16.2 By LeadMax. LeadMax will defend Customer against any third-party claim alleging that the Service, when used as permitted, infringes that third party's intellectual-property rights, and will indemnify Customer for resulting losses finally awarded or settled. This does not apply to claims arising from Content or from Customer's misuse of the Service. LeadMax may, at its option, modify or replace the affected part of the Service, procure the right to continue using it, or terminate the affected subscription and refund any prepaid, unused fees.

16.3 The indemnified party will promptly notify the indemnifying party of the claim, allow the indemnifying party to control the defense, and reasonably cooperate. No settlement that imposes obligations on the indemnified party may be made without its consent.

17. Term; Termination

17.1 This Agreement applies for as long as Customer uses the Service or maintains an account.

17.2 Either party may terminate this Agreement if the other materially breaches it and fails to cure the breach within 30 days after written notice.
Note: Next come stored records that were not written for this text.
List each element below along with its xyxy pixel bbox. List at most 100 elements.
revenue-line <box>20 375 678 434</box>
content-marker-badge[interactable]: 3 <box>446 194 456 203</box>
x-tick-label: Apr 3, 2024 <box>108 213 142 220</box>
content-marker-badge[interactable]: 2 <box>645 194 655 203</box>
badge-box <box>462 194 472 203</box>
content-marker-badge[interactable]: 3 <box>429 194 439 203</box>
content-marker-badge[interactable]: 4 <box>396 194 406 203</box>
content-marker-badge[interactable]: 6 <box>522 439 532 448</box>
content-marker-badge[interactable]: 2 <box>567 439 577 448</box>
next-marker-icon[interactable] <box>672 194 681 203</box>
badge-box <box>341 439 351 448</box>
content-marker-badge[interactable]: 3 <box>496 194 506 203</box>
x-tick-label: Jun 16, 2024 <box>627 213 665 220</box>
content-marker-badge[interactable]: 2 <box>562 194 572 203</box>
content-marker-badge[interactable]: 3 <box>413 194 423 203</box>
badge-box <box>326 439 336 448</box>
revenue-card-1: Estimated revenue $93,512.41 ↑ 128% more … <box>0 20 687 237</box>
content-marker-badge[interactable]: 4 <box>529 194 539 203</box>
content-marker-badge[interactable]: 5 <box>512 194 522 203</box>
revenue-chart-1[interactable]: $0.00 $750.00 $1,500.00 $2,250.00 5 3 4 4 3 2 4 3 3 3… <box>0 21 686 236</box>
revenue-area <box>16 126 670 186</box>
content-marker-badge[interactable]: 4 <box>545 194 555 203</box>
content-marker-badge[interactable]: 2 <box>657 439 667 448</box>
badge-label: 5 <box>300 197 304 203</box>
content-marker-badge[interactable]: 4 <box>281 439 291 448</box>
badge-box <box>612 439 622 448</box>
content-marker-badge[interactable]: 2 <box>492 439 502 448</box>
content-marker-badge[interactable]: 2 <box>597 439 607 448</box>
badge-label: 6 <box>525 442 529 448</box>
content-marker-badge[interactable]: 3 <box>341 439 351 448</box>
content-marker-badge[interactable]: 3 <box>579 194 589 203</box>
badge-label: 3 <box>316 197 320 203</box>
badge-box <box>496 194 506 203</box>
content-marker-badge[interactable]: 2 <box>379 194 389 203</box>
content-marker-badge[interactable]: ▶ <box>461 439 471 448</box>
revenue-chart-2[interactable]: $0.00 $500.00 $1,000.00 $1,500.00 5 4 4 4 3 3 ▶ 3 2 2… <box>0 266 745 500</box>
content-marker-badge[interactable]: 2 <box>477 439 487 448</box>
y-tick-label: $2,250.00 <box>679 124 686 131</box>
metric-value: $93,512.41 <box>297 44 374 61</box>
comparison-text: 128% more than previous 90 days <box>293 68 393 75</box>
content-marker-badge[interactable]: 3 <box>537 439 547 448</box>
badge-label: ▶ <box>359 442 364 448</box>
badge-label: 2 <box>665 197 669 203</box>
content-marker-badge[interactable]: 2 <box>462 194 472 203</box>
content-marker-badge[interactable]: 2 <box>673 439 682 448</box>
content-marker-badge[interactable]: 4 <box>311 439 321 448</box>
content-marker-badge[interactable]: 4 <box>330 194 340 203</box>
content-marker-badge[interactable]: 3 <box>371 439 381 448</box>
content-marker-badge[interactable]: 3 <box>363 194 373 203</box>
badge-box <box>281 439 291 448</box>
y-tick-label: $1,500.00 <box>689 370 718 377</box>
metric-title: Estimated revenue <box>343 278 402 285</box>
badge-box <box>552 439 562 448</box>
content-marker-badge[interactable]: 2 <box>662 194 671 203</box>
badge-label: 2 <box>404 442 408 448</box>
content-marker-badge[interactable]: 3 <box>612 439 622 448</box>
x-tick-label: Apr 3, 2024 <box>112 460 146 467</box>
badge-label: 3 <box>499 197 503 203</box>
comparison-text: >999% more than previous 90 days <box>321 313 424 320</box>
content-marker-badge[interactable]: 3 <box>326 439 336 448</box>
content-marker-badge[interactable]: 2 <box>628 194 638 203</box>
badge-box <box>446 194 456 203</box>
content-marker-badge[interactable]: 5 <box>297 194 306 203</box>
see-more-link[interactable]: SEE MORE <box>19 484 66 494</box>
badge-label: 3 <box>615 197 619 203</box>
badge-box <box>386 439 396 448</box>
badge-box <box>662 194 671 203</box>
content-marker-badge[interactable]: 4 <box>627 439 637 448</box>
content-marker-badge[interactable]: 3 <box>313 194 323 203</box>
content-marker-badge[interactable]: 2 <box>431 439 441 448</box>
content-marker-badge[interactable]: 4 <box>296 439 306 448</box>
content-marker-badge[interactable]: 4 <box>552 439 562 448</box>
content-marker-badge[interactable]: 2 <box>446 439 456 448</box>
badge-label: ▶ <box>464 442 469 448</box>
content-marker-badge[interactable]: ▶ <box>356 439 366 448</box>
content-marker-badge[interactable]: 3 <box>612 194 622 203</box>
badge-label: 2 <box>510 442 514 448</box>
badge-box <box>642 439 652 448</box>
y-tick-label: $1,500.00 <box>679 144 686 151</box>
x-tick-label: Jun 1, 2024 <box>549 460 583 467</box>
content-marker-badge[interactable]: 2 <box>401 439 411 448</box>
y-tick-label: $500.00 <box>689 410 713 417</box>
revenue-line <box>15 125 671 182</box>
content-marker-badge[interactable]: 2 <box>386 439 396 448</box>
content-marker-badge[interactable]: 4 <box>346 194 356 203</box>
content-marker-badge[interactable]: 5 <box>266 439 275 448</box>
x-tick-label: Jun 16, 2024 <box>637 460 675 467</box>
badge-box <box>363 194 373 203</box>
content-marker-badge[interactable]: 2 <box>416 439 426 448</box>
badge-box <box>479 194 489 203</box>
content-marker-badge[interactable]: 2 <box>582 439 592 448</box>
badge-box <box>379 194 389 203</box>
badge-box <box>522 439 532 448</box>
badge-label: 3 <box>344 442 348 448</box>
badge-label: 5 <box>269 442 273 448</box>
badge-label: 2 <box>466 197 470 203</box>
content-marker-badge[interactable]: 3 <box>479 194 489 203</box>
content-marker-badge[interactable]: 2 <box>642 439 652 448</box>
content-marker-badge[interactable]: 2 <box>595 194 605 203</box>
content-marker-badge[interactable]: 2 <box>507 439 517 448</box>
LeadMax may suspend or terminate access immediately for non-payment or for use that poses a security, legal, or operational risk.

17.3 Upon termination, Customer's right to use the Service ends. Upon written request made within 30 days after termination, LeadMax will make Customer's recordings available for export. After that period, LeadMax may delete Customer's Content. Sections that by their nature should survive termination (including accrued payment obligations, confidentiality, disclaimers, limitations of liability, indemnification, and Sections 10 and 12) will survive.

18. Governing Law; Venue

This Agreement is governed by the laws of the State of Maryland, without regard to its conflict-of-laws rules. The parties consent to the exclusive jurisdiction and venue of the state and federal courts located in Anne Arundel County, Maryland.

19. Changes to These Terms

LeadMax may update these Terms from time to time. If we make material changes, we will provide notice (for example, by posting an updated "Last Updated" date and/or requiring renewed acceptance within the Service). Continued use of the Service after changes take effect constitutes acceptance of the updated Terms.

20. Mobile Application and App Stores

If Customer accesses the Service through a mobile application obtained from a third-party app store, Customer's use is also subject to that app store's applicable terms, and Customer is responsible for complying with them.

21. General

21.1 Entire Agreement. This Agreement, together with any referenced policies, is the entire agreement between the parties regarding the Service and supersedes prior agreements on the subject. No oral or written statements about future functionality are binding.

21.2 Assignment. Customer may not assign this Agreement without LeadMax's consent, except to a successor of all or substantially all of its business. LeadMax may assign this Agreement.

21.3 Severability; Waiver. If any provision is held unenforceable, the remaining provisions remain in effect. A party's failure to enforce a provision is not a waiver.

21.4 Force Majeure. Neither party is liable for failures caused by events beyond its reasonable control.

21.5 Independent Contractors. The parties are independent contractors; this Agreement creates no partnership, agency, or employment relationship.